Cingular Class Action Defense Case-Stern v. Cingular Wireless: Arbitration Provision Waiving Class Action Remedy Unenforceable California Federal Court Holds
California Federal District Court Holds Arbitration Clause Requiring Arbitration at Customers’ Expense and Waiving Right to Class Action Device to be Unconscionable and Unenforceable
In November 2004, plaintiff signed a service agreement with AT&T Wireless, and received a booklet entitled “Important Information and Service Agreement” that contained in part an arbitration clause governed by the Federal Arbitration Act (FAA) and a class action waiver. Cingular Wireless thereafter acquired AT&T Wireless; its customers also signed service agreements that contained arbitration clauses, but Cingular’s agreement provided that the company would pay the cost of the arbitration unless the customer’s action is frivolous, and that the company would pay the customer’s attorney fees if the arbitrator awarded the amount the customer demanded or more.

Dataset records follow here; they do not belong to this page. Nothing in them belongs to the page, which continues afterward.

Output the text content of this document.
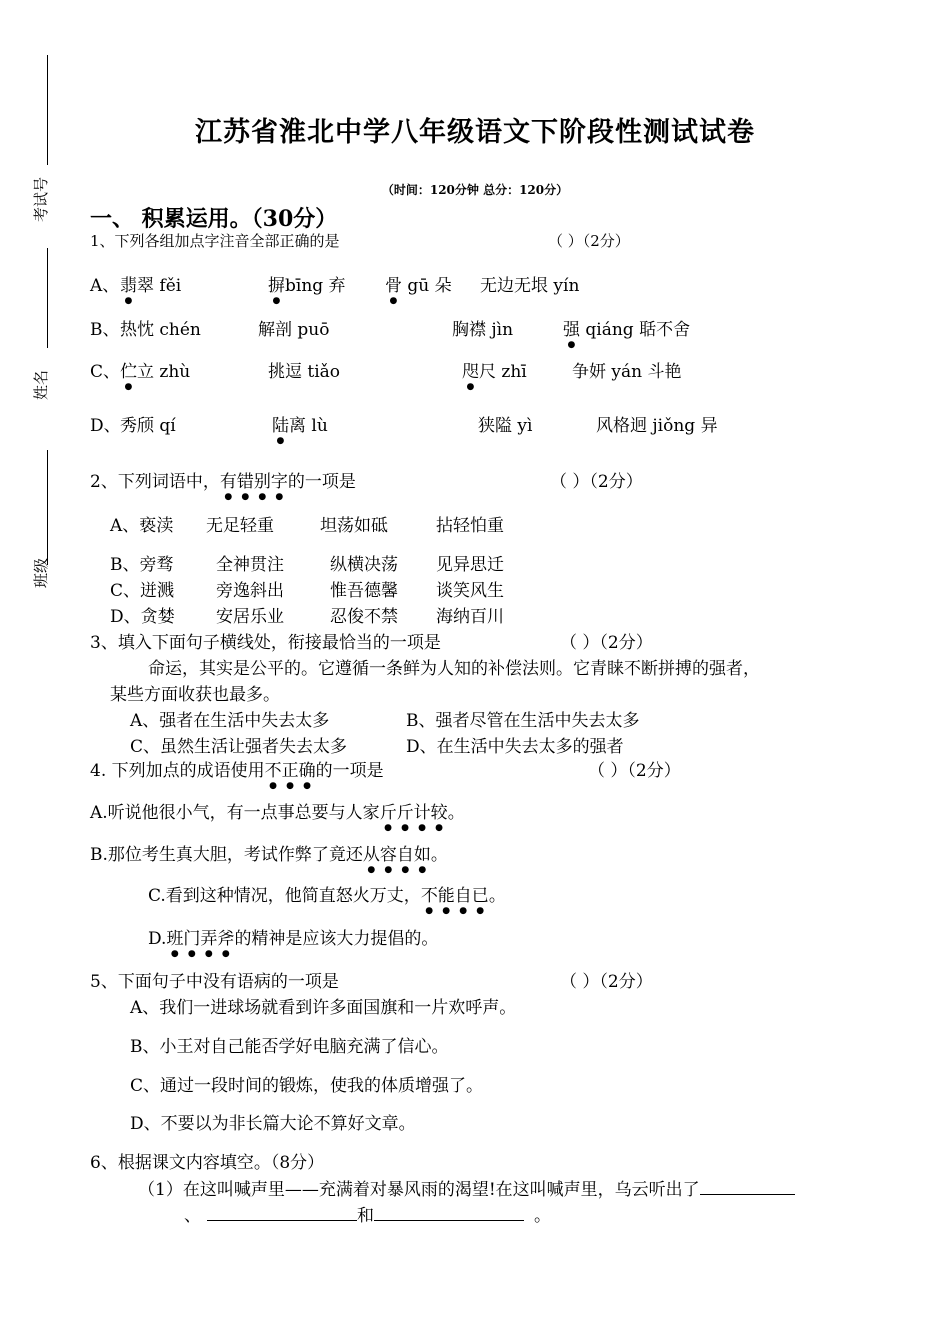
考试号
姓名
班级
江苏省淮北中学八年级语文下阶段性测试试卷
（时间：120分钟 总分：120分）
一、 积累运用。（30分）
1、下列各组加点字注音全部正确的是	（ ）（2分）
A、 翡翠 fěi	摒bīng 弃 骨 gū 朵 无边无垠 yín
B、 热忱 chén	解剖 puō	胸襟 jìn	强 qiáng 聒不舍
C、 伫立 zhù	挑逗 tiǎo	咫尺 zhī	争妍 yán 斗艳
D、 秀颀 qí	陆离 lù	狭隘 yì	风格迥 jiǒng 异
2、下列词语中，有错别字的一项是	（ ）（2分）
A、亵渎 无足轻重	坦荡如砥	拈轻怕重
B、旁骛	全神贯注	纵横决荡 见异思迁
C、迸溅 旁逸斜出	惟吾德馨 谈笑风生
D、贪婪 安居乐业	忍俊不禁 海纳百川
3、填入下面句子横线处，衔接最恰当的一项是	（ ）（2分）
命运，其实是公平的。它遵循一条鲜为人知的补偿法则。它青睐不断拼搏的强者，
某些方面收获也最多。
A、强者在生活中失去太多	B、强者尽管在生活中失去太多
C、虽然生活让强者失去太多	D、在生活中失去太多的强者
4. 下列加点的成语使用不正确的一项是	（ ）（2分）
A.听说他很小气，有一点事总要与人家斤斤计较。
B.那位考生真大胆，考试作弊了竟还从容自如。
C.看到这种情况，他简直怒火万丈，不能自已。
D.班门弄斧的精神是应该大力提倡的。
5、下面句子中没有语病的一项是	（ ）（2分）
A、我们一进球场就看到许多面国旗和一片欢呼声。
B、小王对自己能否学好电脑充满了信心。
C、通过一段时间的锻炼，使我的体质增强了。
D、不要以为非长篇大论不算好文章。
6、根据课文内容填空。（8分）
（1）在这叫喊声里——充满着对暴风雨的渴望!在这叫喊声里，乌云听出了
、	和	。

In December 2005, plaintiff filed a class action lawsuit in California federal court against AT&T and Cingular for violations of the Federal Communications Act, declaratory relief, breach of contract, violations of California’s unfair competition law (UCL), and violations of California’s Consumers Legal Remedies Act (CLRA), based on the allegation that defendants charged customers for services that the customers had not authorized, totaling approximately $9 per month. Stern v. Cingular Wireless Corp., 453 F.Supp.2d 1138, 1141-43 and 1149 (C.D. Cal. July 28, 2006). Defense attorneys moved to compel arbitration and stay the litigation; plaintiff’s lawyer argued that the arbitration clause was unconscionable and unenforceable. The district court denied the defense motion, concluding that the class action waiver was unconscionable.